The privacy rule of the Health Insurance Portability and Accountability Act (HIPAA) generally prohibits the unauthorized disclosure of an individual’s medical records and other health information. But there’s a catch. Health-care providers and insurers can generally use such information when trying to secure payment for treatment or other services.

Michelle Andrews writing in the Washington Post recounts the story of Elizabeth Nash,  a 21 year old college student who was just finishing her junior year at the College of William & Mary when she had a miscarriage. She planned to tell her parents about it in person, but her insurer beat her to it when, as a matter of routine, it mailed them a form that described the medical treatment she’d received. Nash says the experience “caused a rift that took a while to repair.”
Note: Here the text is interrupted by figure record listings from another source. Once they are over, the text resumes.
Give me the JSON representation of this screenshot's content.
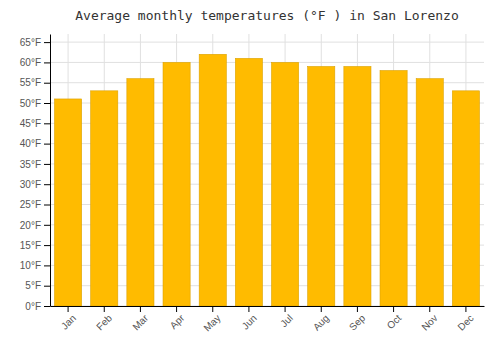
{
  "chart_data": {
    "type": "bar",
    "title": "Average monthly temperatures (°F ) in San Lorenzo",
    "categories": [
      "Jan",
      "Feb",
      "Mar",
      "Apr",
      "May",
      "Jun",
      "Jul",
      "Aug",
      "Sep",
      "Oct",
      "Nov",
      "Dec"
    ],
    "values": [
      51,
      53,
      56,
      60,
      62,
      61,
      60,
      59,
      59,
      58,
      56,
      53
    ],
    "color": "#FFBB00",
    "ylim": [
      0,
      67
    ],
    "yticks": [
      {
        "value": 0,
        "label": "0°F"
      },
      {
        "value": 5,
        "label": "5°F"
      },
      {
        "value": 10,
        "label": "10°F"
      },
      {
        "value": 15,
        "label": "15°F"
      },
      {
        "value": 20,
        "label": "20°F"
      },
      {
        "value": 25,
        "label": "25°F"
      },
      {
        "value": 30,
        "label": "30°F"
      },
      {
        "value": 35,
        "label": "35°F"
      },
      {
        "value": 40,
        "label": "40°F"
      },
      {
        "value": 45,
        "label": "45°F"
      },
      {
        "value": 50,
        "label": "50°F"
      },
      {
        "value": 55,
        "label": "55°F"
      },
      {
        "value": 60,
        "label": "60°F"
      },
      {
        "value": 65,
        "label": "65°F"
      }
    ],
    "grid": true
  }
}
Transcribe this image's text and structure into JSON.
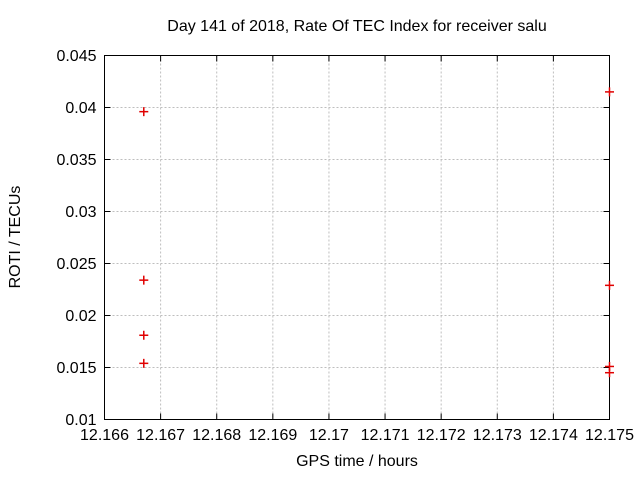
{
  "chart_data": {
    "type": "scatter",
    "title": "Day 141 of 2018, Rate Of TEC Index for receiver salu",
    "xlabel": "GPS time / hours",
    "ylabel": "ROTI / TECUs",
    "xlim": [
      12.166,
      12.175
    ],
    "ylim": [
      0.01,
      0.045
    ],
    "xtick_labels": [
      "12.166",
      "12.167",
      "12.168",
      "12.169",
      "12.17",
      "12.171",
      "12.172",
      "12.173",
      "12.174",
      "12.175"
    ],
    "ytick_labels": [
      "0.01",
      "0.015",
      "0.02",
      "0.025",
      "0.03",
      "0.035",
      "0.04",
      "0.045"
    ],
    "grid": true,
    "legend_position": "none",
    "marker": "plus",
    "marker_color": "#e00000",
    "grid_color": "#bebebe",
    "series": [
      {
        "name": "ROTI",
        "points": [
          [
            12.1667,
            0.0396
          ],
          [
            12.1667,
            0.0234
          ],
          [
            12.1667,
            0.0181
          ],
          [
            12.1667,
            0.0154
          ],
          [
            12.175,
            0.0415
          ],
          [
            12.175,
            0.0229
          ],
          [
            12.175,
            0.0151
          ],
          [
            12.175,
            0.0145
          ]
        ]
      }
    ]
  }
}
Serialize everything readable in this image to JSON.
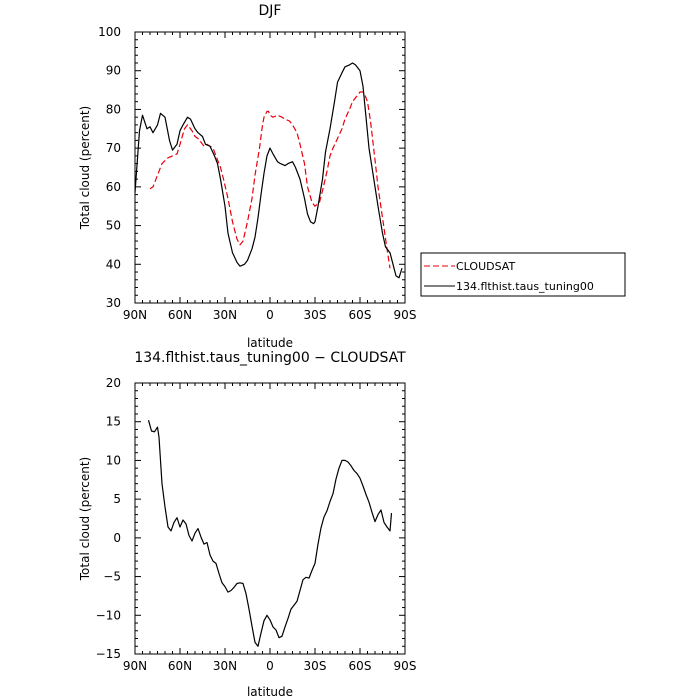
{
  "chart_data": [
    {
      "type": "line",
      "title": "DJF",
      "xlabel": "latitude",
      "ylabel": "Total cloud (percent)",
      "xlim": [
        90,
        -90
      ],
      "ylim": [
        30,
        100
      ],
      "x_ticks": [
        90,
        60,
        30,
        0,
        -30,
        -60,
        -90
      ],
      "x_tick_labels": [
        "90N",
        "60N",
        "30N",
        "0",
        "30S",
        "60S",
        "90S"
      ],
      "y_ticks": [
        30,
        40,
        50,
        60,
        70,
        80,
        90,
        100
      ],
      "y_tick_labels": [
        "30",
        "40",
        "50",
        "60",
        "70",
        "80",
        "90",
        "100"
      ],
      "grid": false,
      "legend_position": "right",
      "series": [
        {
          "name": "CLOUDSAT",
          "color": "#e8000b",
          "dash": "dashed",
          "x": [
            80,
            78,
            75,
            72,
            68,
            65,
            62,
            60,
            57,
            55,
            52,
            50,
            48,
            46,
            44,
            42,
            40,
            38,
            35,
            33,
            31,
            28,
            25,
            22,
            20,
            18,
            15,
            12,
            10,
            7,
            5,
            4,
            2,
            1,
            0,
            -2,
            -5,
            -8,
            -10,
            -13,
            -15,
            -18,
            -20,
            -23,
            -25,
            -28,
            -30,
            -33,
            -35,
            -38,
            -40,
            -42,
            -45,
            -48,
            -50,
            -53,
            -55,
            -57,
            -60,
            -62,
            -63,
            -65,
            -67,
            -70,
            -72,
            -75,
            -78,
            -80
          ],
          "y": [
            59.5,
            60,
            63,
            66,
            67.5,
            68,
            68.5,
            71,
            75,
            76,
            74.5,
            73,
            72.5,
            71.5,
            70.5,
            71,
            70.5,
            70,
            67,
            65,
            62,
            57,
            51,
            46.5,
            45,
            46,
            51,
            57,
            63,
            70,
            76,
            78,
            79.5,
            79.5,
            78.5,
            78,
            78.5,
            78,
            77.5,
            77,
            76,
            74,
            71,
            66,
            60,
            56,
            55,
            56,
            59,
            64,
            68,
            70,
            72.5,
            75,
            77.5,
            80,
            82,
            83,
            84.5,
            84.5,
            84,
            82,
            77,
            67,
            60,
            52,
            44,
            39
          ]
        },
        {
          "name": "134.flthist.taus_tuning00",
          "color": "#000000",
          "dash": "solid",
          "x": [
            90,
            87,
            85,
            82,
            80,
            78,
            75,
            73,
            70,
            67,
            65,
            62,
            60,
            58,
            55,
            53,
            50,
            48,
            45,
            43,
            40,
            37,
            35,
            33,
            30,
            28,
            25,
            22,
            20,
            17,
            15,
            12,
            10,
            8,
            6,
            4,
            2,
            0,
            -2,
            -5,
            -7,
            -10,
            -12,
            -15,
            -17,
            -20,
            -23,
            -25,
            -27,
            -29,
            -30,
            -32,
            -35,
            -37,
            -40,
            -43,
            -45,
            -48,
            -50,
            -53,
            -55,
            -57,
            -60,
            -62,
            -64,
            -66,
            -68,
            -70,
            -72,
            -75,
            -77,
            -80,
            -82,
            -84,
            -86,
            -88
          ],
          "y": [
            58.5,
            74.5,
            78.5,
            75,
            75.5,
            74,
            76,
            79,
            78,
            72,
            69.5,
            71,
            74.5,
            76,
            78,
            77.5,
            75,
            74,
            73,
            71,
            70.5,
            68,
            66,
            62,
            55,
            48,
            43,
            40.5,
            39.5,
            40,
            41,
            44,
            47,
            52,
            58,
            63.5,
            68,
            70,
            68.5,
            66.5,
            66,
            65.5,
            66,
            66.5,
            65,
            62,
            57,
            53,
            51,
            50.5,
            51,
            55,
            62,
            69,
            75,
            82,
            87,
            89.5,
            91,
            91.5,
            92,
            91.5,
            90,
            86,
            78,
            70,
            65,
            60,
            55,
            48,
            44.5,
            43,
            40,
            37,
            36.5,
            39
          ]
        }
      ]
    },
    {
      "type": "line",
      "title": "134.flthist.taus_tuning00 − CLOUDSAT",
      "xlabel": "latitude",
      "ylabel": "Total cloud (percent)",
      "xlim": [
        90,
        -90
      ],
      "ylim": [
        -15,
        20
      ],
      "x_ticks": [
        90,
        60,
        30,
        0,
        -30,
        -60,
        -90
      ],
      "x_tick_labels": [
        "90N",
        "60N",
        "30N",
        "0",
        "30S",
        "60S",
        "90S"
      ],
      "y_ticks": [
        -15,
        -10,
        -5,
        0,
        5,
        10,
        15,
        20
      ],
      "y_tick_labels": [
        "−15",
        "−10",
        "−5",
        "0",
        "5",
        "10",
        "15",
        "20"
      ],
      "grid": false,
      "series": [
        {
          "color": "#000000",
          "dash": "solid",
          "x": [
            81,
            79,
            77,
            75,
            74,
            72,
            70,
            68,
            66,
            64,
            62,
            60,
            58,
            56,
            54,
            52,
            50,
            48,
            46,
            44,
            42,
            40,
            38,
            36,
            34,
            32,
            30,
            28,
            26,
            24,
            22,
            20,
            18,
            16,
            14,
            12,
            10,
            8,
            6,
            4,
            2,
            0,
            -2,
            -4,
            -6,
            -8,
            -10,
            -12,
            -14,
            -16,
            -18,
            -20,
            -22,
            -24,
            -26,
            -28,
            -30,
            -32,
            -34,
            -36,
            -38,
            -40,
            -42,
            -44,
            -46,
            -48,
            -50,
            -52,
            -54,
            -56,
            -58,
            -60,
            -62,
            -64,
            -66,
            -68,
            -70,
            -72,
            -74,
            -76,
            -78,
            -80,
            -81
          ],
          "y": [
            15.2,
            13.8,
            13.7,
            14.3,
            13,
            7,
            4,
            1.4,
            0.9,
            2,
            2.6,
            1.4,
            2.3,
            1.8,
            0.3,
            -0.4,
            0.6,
            1.2,
            0.1,
            -0.8,
            -0.6,
            -2.2,
            -3,
            -3.3,
            -4.6,
            -5.8,
            -6.3,
            -7,
            -6.8,
            -6.4,
            -5.9,
            -5.8,
            -5.9,
            -7.2,
            -9.2,
            -11.4,
            -13.5,
            -14,
            -12.3,
            -10.7,
            -10,
            -10.6,
            -11.5,
            -11.9,
            -12.9,
            -12.7,
            -11.5,
            -10.4,
            -9.2,
            -8.7,
            -8.2,
            -6.8,
            -5.4,
            -5.1,
            -5.2,
            -4.2,
            -3.3,
            -0.8,
            1.3,
            2.7,
            3.5,
            4.7,
            5.7,
            7.6,
            9,
            10,
            10,
            9.8,
            9.3,
            8.7,
            8.3,
            7.7,
            6.7,
            5.6,
            4.6,
            3.3,
            2.1,
            3,
            3.6,
            2,
            1.4,
            0.9,
            3.2
          ]
        }
      ]
    }
  ]
}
 Healthcare providers submit bills to insurers, who then process them and send Explanation of Benefits (EOB) forms to the policyholder. But many times the EOB does not go to the person who was treated. Some insurers have made strides in addressing confidentiality issues. Cigna, for example, redesigned its EOB forms to strip out specifics about the treatment or services provided. The form only names the facility and the provider. Let’s hope other insurers will follow suit.